O rombo fiscal no Piauí está na ordem R$ 424,9 milhões, representando -1,49% (negativamente) do PIB (Produto Interno Bruto) estadual em 2013.
Da atual safra de governadores, só 2 haviam terminado o primeiro ano do atual mandato com deficit fiscal, o número saltou para 8 em 2012 e 14 em 2013, conforme levantamento do Jornal Folha de S.Paulo.
A rápida deterioração resulta de uma estratégia adotada nos últimos dois anos por Dilma Rousseff para elevar os investimentos em infraestrutura, visando a Copa do Mundo.
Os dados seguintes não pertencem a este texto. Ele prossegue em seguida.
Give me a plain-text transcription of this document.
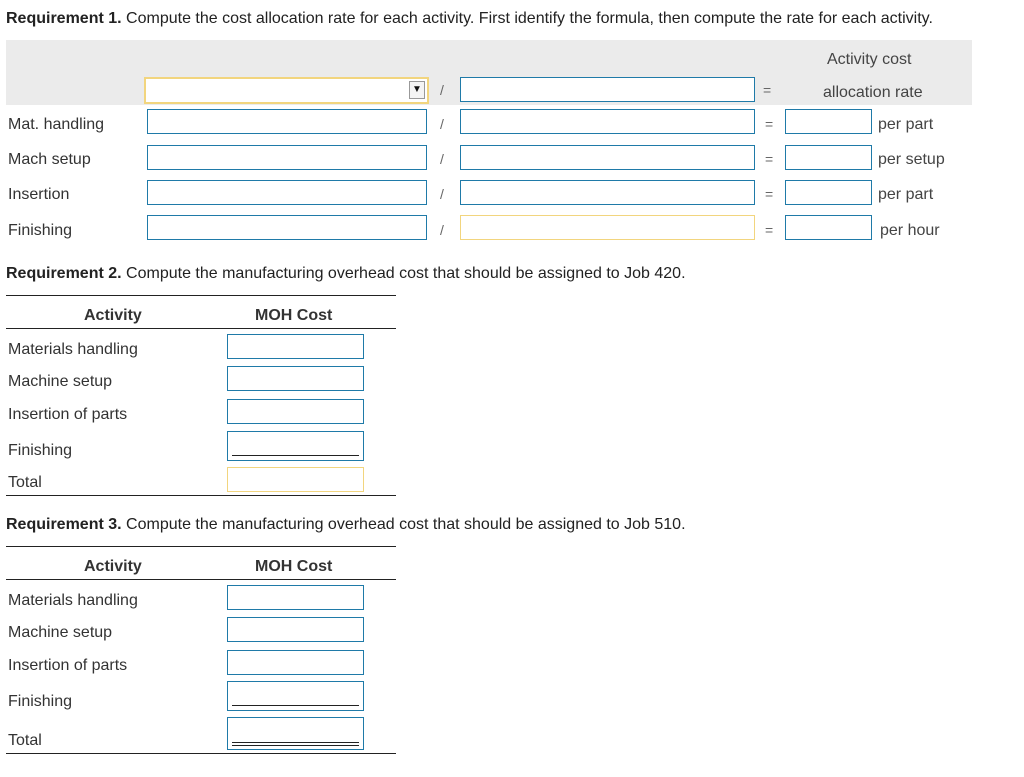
Requirement 1. Compute the cost allocation rate for each activity. First identify the formula, then compute the rate for each activity.
Activity cost
allocation rate
▼ /	=
Mat. handling	/	=	per part
Mach setup	/	=	per setup
Insertion	/	=	per part
Finishing	/	=	per hour
Requirement 2. Compute the manufacturing overhead cost that should be assigned to Job 420.
Activity	MOH Cost
Materials handling
Machine setup
Insertion of parts
Finishing
Total
Requirement 3. Compute the manufacturing overhead cost that should be assigned to Job 510.
Activity	MOH Cost
Materials handling
Machine setup
Insertion of parts
Finishing
Total
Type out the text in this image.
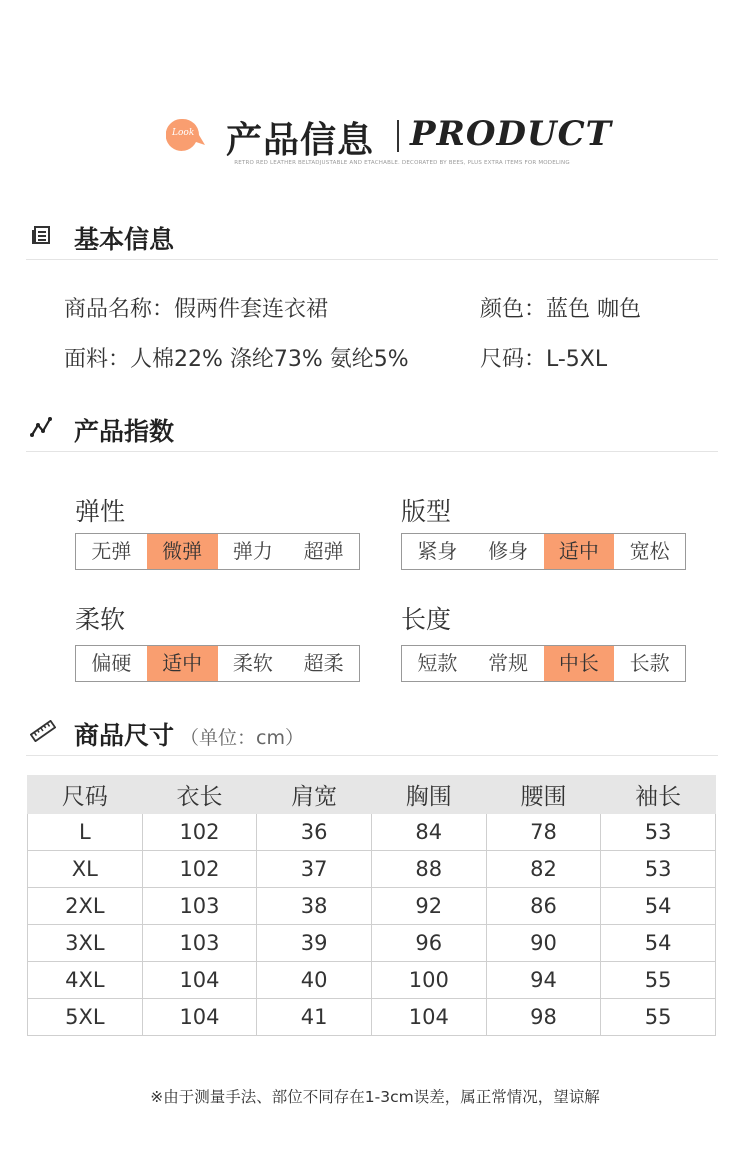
Look 产品信息 PRODUCT
RETRO RED LEATHER BELTADJUSTABLE AND ETACHABLE. DECORATED BY BEES, PLUS EXTRA ITEMS FOR MODELING
基本信息
商品名称：假两件套连衣裙	颜色：蓝色 咖色
面料：人棉22% 涤纶73% 氨纶5%	尺码：L-5XL
产品指数
弹性
无弹	微弹	弹力	超弹
版型
紧身	修身	适中	宽松
柔软
偏硬	适中	柔软	超柔
长度
短款	常规	中长	长款
商品尺寸 （单位：cm）
尺码	衣长	肩宽	胸围	腰围	袖长
L	102	36	84	78	53
XL	102	37	88	82	53
2XL	103	38	92	86	54
3XL	103	39	96	90	54
4XL	104	40	100	94	55
5XL	104	41	104	98	55
※由于测量手法、部位不同存在1-3cm误差，属正常情况，望谅解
A União autorizou os Estados a ampliar seu endividamento para financiar obras de transporte, saneamento, urbanismo e habitação, e o BNDES elevou o crédito para os governos regionais. O governo do Rio de janeiro é o mais endividado.
A piora das contas dos Estados deve afetar o superávit primário e espera-se que agrave-se em ano eleitoral. Toda essa gastança governamental alimenta o consumo e, em consequência, os preços. Resumo da ópera: muito gasto, pouca infraestrutura de fato, e a inflação nas alturas.